Adapun menyantuni fakir miskin dan janda, Nabi Muhammad menyejajarkanya dengan mujahidiin fi sabilillah serta orang yang puasa di siang hari dan beribadah malam hari. Sedangkan dalam bagian amal yang paling afdhol menurut nabi, jihad fi sabilillah menempati urutan kedua setelah iman kepada Allah Swtdan Rasulnya. Baru disusul amal paling afdhol yang terakhir adalah Haji yang mabrur. Secara otomatis dari redaksi tersebut kita bisa simpulkan bahwa menyantuni fakir miskin dan para janda adalah lebih utama daripada haji ulang.

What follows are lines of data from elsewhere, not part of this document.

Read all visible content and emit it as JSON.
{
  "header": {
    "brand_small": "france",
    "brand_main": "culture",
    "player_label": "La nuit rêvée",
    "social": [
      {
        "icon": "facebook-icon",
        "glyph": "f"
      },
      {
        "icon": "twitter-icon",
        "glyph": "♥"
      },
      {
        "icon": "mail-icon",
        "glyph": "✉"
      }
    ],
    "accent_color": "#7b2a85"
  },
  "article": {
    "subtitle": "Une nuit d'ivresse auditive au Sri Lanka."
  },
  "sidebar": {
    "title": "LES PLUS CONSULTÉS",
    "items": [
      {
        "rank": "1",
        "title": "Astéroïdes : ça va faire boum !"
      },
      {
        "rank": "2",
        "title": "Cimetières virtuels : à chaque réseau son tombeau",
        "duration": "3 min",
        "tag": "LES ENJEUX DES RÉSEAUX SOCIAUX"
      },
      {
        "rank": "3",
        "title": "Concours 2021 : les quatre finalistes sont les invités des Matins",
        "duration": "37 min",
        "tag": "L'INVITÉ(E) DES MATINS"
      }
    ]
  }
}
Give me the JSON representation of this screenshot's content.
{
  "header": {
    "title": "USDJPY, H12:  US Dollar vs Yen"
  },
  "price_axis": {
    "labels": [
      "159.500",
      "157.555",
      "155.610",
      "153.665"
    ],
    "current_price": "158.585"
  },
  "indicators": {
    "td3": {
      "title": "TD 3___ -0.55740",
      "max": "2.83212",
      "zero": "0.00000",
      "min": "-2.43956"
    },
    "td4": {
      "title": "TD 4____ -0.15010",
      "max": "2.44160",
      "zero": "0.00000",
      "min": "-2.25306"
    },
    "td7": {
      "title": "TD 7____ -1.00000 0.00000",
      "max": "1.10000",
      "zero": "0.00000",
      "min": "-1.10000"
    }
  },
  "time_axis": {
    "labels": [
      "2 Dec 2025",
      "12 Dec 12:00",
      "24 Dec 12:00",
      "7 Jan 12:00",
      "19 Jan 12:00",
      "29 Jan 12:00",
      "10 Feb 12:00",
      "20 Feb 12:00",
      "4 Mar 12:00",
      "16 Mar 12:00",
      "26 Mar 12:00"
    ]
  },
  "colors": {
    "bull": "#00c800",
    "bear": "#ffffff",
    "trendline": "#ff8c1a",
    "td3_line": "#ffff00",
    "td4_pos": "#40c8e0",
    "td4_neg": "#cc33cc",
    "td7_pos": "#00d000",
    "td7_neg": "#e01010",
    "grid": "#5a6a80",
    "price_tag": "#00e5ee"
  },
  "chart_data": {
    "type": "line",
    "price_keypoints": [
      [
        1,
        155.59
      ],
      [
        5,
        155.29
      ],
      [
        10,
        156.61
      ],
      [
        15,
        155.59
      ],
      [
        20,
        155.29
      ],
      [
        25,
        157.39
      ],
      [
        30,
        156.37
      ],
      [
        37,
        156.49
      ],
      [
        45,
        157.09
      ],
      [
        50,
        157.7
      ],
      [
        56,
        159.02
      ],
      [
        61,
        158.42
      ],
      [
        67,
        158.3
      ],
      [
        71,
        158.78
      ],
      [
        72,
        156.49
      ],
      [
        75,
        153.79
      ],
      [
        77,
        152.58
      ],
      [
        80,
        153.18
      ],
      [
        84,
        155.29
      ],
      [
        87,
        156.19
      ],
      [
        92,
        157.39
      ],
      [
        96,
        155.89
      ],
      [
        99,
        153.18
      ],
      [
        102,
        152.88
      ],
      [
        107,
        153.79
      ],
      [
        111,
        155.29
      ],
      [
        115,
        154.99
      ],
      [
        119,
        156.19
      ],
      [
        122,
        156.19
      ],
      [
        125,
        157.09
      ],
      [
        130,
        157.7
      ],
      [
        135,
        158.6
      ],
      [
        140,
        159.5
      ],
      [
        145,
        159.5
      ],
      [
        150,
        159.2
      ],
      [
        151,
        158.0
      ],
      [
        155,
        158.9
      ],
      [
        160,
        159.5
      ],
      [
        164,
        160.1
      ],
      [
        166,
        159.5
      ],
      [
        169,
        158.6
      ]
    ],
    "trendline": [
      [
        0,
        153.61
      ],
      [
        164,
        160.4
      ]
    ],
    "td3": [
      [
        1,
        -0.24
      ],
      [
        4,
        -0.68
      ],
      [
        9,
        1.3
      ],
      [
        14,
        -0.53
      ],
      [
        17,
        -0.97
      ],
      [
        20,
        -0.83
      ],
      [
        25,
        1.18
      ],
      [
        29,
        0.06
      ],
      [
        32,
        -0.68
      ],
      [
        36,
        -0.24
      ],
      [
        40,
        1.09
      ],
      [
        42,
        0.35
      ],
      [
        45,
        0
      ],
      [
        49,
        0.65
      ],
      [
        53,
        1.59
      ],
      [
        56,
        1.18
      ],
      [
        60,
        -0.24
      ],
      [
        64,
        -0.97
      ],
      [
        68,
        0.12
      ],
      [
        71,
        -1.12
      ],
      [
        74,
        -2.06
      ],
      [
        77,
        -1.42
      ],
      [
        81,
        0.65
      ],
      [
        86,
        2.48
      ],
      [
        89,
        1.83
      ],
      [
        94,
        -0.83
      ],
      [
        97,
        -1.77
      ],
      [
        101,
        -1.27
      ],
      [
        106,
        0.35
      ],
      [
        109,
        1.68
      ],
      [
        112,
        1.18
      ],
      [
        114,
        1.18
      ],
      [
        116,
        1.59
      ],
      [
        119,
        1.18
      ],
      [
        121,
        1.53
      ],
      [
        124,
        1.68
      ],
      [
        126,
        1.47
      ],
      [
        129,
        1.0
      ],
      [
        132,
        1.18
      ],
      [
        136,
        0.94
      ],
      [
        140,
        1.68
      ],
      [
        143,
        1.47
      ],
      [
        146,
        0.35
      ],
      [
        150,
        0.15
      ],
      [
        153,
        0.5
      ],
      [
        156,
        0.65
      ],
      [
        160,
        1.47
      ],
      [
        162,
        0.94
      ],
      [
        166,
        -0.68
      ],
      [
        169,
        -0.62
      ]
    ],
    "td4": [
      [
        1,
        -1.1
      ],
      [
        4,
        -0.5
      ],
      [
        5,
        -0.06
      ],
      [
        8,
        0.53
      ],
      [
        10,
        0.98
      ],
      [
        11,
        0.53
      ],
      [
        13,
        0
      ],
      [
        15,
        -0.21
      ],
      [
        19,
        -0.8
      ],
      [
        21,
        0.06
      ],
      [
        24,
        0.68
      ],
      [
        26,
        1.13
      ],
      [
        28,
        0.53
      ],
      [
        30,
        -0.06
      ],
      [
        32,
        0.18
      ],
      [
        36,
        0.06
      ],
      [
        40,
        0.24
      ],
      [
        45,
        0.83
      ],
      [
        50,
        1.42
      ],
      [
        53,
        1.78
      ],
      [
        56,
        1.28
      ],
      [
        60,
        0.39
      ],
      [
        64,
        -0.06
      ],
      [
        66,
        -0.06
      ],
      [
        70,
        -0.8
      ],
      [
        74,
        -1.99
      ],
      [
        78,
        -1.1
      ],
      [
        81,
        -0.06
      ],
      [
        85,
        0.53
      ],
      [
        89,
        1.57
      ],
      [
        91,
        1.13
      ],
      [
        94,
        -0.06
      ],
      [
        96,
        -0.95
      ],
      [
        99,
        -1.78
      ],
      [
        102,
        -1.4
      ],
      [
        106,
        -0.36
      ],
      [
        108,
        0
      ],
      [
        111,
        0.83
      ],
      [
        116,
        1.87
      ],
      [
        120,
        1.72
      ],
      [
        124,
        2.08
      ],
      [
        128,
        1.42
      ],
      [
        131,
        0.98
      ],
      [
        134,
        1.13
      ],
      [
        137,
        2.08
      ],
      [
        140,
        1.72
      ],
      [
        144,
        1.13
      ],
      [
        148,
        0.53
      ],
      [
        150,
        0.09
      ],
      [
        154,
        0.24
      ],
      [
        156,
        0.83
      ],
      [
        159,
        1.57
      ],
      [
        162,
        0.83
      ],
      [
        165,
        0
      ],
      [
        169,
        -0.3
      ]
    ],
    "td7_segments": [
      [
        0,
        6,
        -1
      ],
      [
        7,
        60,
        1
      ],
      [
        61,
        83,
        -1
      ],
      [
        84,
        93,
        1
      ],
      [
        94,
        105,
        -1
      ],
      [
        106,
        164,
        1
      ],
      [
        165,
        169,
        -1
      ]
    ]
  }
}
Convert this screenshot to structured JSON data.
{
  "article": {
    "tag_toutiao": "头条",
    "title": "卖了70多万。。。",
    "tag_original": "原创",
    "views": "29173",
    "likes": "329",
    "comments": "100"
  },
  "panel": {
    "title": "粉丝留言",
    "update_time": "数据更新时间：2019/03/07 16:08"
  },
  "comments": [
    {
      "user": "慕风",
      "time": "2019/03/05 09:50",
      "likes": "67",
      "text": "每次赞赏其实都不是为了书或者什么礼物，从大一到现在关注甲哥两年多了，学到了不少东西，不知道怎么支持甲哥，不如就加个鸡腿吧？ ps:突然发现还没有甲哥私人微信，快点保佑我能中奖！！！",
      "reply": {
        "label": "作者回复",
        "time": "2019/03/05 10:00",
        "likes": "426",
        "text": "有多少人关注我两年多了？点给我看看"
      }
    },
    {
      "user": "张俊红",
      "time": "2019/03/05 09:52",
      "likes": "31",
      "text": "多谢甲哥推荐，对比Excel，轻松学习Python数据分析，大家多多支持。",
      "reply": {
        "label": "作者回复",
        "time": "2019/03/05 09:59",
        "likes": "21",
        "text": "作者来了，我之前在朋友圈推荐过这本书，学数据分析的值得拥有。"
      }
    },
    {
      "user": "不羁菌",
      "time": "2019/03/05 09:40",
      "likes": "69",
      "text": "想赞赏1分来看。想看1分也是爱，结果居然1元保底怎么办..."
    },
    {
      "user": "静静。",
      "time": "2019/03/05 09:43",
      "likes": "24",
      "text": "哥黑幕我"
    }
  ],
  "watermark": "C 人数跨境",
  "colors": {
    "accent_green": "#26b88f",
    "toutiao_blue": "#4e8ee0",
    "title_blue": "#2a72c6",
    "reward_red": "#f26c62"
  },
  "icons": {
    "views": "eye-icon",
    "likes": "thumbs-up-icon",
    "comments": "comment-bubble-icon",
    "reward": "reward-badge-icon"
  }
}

Sekali lagi yang kami tekankan dalam hal ini adalah haji ulang. Bukan haji permulaan. Karena sudah menjadi konsesus ulama’ bahwa haji pertama adalah wajib. Itupun bagi yang mampu. Baik secara fisik maupun finansial.

Kita tidak menyadari bahwa secara substansi, Islam lebih mengedepankan asas sosial daripada individual. Hal inilah yang seharusnya membuat kita lebih sadar dan lebih terbuka dengan kehidupan bermasyarakat dan bersosial.